Does your Web site’s “About Us” section accurately convey your organization’s history and capabilities? Every two weeks we evaluate one example, grading it in three areas that are key to potential customers: Personality (Who are you?), Products/Services (What can you do for us?), and Accessibility (How can we reach you?). To talk about your About Us page, contact us!
Today’s example was chosen at random; CorporateHistory.net has no ties to this company.


Monday, June 23, 2014

A Museum Like None Other


CorporateHistory.net president Marian Calabro at Antwerp's
Plantin-Moretus Museum. This room contains the world's
oldest printing presses, dating from around 1600.

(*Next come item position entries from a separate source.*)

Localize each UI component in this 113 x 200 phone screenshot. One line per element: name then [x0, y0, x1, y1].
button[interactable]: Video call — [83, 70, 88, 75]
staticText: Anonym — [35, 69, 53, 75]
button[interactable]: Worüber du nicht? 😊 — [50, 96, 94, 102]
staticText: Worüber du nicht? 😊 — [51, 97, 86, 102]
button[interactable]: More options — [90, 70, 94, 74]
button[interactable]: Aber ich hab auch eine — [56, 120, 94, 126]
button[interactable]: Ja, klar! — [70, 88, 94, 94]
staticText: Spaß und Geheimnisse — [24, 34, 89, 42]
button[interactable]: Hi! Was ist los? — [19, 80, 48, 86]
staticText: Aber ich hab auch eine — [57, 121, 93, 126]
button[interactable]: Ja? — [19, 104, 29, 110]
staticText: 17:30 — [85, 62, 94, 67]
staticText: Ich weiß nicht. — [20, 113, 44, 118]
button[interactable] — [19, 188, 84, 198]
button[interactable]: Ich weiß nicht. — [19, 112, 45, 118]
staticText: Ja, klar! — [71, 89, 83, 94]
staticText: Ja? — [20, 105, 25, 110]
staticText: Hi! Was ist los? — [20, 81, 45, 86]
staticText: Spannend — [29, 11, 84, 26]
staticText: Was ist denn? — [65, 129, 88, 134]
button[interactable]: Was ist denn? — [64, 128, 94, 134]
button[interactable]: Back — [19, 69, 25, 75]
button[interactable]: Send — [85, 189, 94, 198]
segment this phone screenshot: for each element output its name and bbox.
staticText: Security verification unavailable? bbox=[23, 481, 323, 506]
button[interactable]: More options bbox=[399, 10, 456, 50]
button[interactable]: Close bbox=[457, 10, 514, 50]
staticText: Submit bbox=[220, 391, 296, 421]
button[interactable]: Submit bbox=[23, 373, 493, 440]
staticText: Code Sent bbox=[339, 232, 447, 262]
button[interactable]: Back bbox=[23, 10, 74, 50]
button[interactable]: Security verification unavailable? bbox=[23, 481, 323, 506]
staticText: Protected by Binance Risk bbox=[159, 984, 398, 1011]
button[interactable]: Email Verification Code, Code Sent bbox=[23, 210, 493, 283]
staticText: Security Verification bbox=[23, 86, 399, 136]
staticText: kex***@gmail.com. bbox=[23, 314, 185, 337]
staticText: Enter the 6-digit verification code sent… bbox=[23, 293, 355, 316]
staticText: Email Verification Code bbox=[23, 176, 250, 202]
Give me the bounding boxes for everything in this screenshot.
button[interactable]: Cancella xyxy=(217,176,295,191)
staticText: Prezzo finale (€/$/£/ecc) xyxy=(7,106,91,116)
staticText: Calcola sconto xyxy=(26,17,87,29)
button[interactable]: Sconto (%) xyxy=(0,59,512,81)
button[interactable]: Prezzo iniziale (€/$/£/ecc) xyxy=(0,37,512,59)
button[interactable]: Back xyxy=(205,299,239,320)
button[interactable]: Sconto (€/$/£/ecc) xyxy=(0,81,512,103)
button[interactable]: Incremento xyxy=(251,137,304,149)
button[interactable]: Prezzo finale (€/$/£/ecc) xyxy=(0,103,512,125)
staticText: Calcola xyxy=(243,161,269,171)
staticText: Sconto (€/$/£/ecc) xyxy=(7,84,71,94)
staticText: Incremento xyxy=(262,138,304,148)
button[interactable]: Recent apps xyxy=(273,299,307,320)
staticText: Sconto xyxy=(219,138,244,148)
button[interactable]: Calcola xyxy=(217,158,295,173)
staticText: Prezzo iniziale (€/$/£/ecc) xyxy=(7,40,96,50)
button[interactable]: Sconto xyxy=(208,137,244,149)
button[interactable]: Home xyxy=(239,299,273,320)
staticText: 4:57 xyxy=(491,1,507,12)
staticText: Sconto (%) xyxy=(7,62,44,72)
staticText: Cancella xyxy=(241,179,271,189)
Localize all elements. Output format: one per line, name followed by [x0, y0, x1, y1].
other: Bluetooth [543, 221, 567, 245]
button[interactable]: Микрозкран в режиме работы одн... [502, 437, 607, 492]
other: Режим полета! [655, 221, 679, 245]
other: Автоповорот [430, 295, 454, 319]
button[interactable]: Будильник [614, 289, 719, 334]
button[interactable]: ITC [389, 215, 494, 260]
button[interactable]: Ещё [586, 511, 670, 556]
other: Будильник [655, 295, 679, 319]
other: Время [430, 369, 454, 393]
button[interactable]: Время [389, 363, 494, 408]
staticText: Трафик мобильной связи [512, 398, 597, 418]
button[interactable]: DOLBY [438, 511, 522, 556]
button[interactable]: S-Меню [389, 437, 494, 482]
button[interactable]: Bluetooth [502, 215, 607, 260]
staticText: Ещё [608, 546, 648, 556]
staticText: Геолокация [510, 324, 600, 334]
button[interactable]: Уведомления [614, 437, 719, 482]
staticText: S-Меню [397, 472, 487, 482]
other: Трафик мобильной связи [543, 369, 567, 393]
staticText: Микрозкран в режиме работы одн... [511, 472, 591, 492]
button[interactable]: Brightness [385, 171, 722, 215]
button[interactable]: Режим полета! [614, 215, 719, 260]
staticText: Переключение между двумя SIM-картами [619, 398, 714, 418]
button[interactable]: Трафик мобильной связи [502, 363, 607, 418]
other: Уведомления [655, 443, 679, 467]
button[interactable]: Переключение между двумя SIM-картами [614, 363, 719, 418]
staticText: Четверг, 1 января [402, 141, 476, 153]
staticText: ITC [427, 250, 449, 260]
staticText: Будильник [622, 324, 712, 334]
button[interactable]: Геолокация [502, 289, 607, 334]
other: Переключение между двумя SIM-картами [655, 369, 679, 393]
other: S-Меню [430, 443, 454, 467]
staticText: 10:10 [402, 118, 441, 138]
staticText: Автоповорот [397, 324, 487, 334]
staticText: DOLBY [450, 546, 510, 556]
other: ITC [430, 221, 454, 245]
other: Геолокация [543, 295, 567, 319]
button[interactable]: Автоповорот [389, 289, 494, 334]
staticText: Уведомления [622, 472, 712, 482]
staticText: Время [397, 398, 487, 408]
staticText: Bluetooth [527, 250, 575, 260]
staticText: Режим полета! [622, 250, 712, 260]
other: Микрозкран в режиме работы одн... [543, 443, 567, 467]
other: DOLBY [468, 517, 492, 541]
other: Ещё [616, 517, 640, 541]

The Plantin-Moretus Museum in Antwerp, Belgium, ranks as perhaps the supreme museumgoing experience of my life. Surely it's in the top 5. What a gem! A Unesco World Heritage Site, this 34-room edifice was the home and business of a publishing family from the 1500s to the late 1800s. Words can’t do justice to the wealth of company history displayed and archived within these walls.
 
Here's how canny the Plantins and Moretuses were as businesspeople: they published the list of books deemed "forbidden to read" by the Catholic Church, and they also published a number of the actual books. After all, if the books didn't exist, how could the Church outlaw them? They also published the world's first multilingual Bible and compiled the first Dutch language dictionary. Medical students throughout Europe learned to care for the ill and do surgery by studying the anatomical engravings in Plantin textbooks.

Labore et Constantia was the firm's motto.
Flash photography is not allowed (rightly so), so I burned out my camera battery as I tried to grab visual memories. I marveled to see the thumbnail sketch of a title page, then a fuller sketch, then the copperplate engraving (remember, everything has to be engraved backwards), then the press proof, and finally the title page in the actual book--all in one display case. (Two of these photos appear below.) Labore et Constantia -- work and constancy -- was the Plantin motto.



I particularly enjoyed the intact Proofreader's Room. The audio tour noted that "correctors," as proofreaders were called, were the company's most intellectual employees: they had to have a thorough command of up to nine languages and be conversant with the commerce and culture of the day. "Productive in practically every field of knowledge, the Officina Plantinana was responsible for the global dissemination of the newest discoveries in the areas in the areas of the developing sciences, the new vision of man that the entry of humanism afforded, and the diffusion of new artistic trends, then only possible through the medium of the printed--and preferably illustrated--book," as the Visitors' Guide says. The English version of the audio tour, done in British English, offers a wealth of corporate storytelling.

This short report barely scratches the surface. I'm ready to return to Antwerp just to spend another day here. Watch for more corporate storytelling from Belgium in upcoming weeks.